I'm outta here! When they start talking about overnight tornadoes, I don't mess around.
I spent my day off prepping around the farm and packing.
Like a dear friend said: I'm like an old guitar, I don't play.
The dogs knew something was up when I started putting all our comforters in bags and grabbing their toys.
My bug out bag used to be smaller, but as I age, it got bigger. I always pack a week's worth of my meds, passports, dog's meds.... Now there's all my textbooks and laptop. If the contents of my trailer get blown to the next county, I can still study.
Pete has been upset most of the day, I'm sure he can feel in his old bones that something is coming our way.

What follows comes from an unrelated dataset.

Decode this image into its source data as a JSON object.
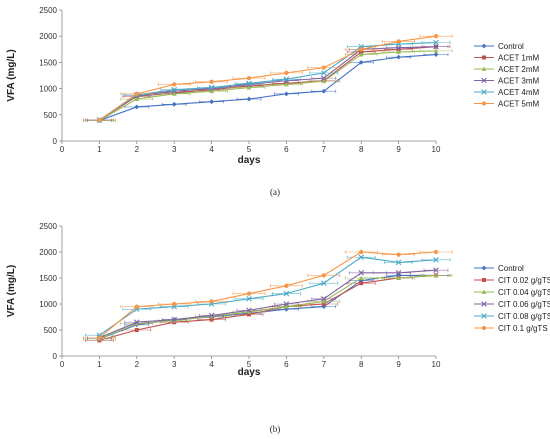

Wish us luck, our forwarding address is the guesthouse 1/4 mile down the driveway. I brought all our life preservers. Yes, me and the dogs sit around in life jackets when the tornado sirens go off. It's the only thing I know to do to protect their torsos from potential flying debris. Nothing freaks me out more than Mother Nature's wrath. Ten years ago, I was in my foyer at my farm trying to find a break in the storm to rush my dogs to my truck to get to my neighbor's storm shelter. I had waited too long. A tornado passed between our houses, peeling half the roof off my barn and rolling the roof of my house like a can of sardines... all while I was in the house, helpless. As the tornado passed, lightning struck my house and blew up the breaker panel in the foyer three feet from me and Cole. The noise and the blinding white light will never leave me. The silver lining to this is that if I hadn't been in the foyer, I wouldn't have known to go turn the main break off at the meter, saving my house from burning down. So, yeah, I hate storms.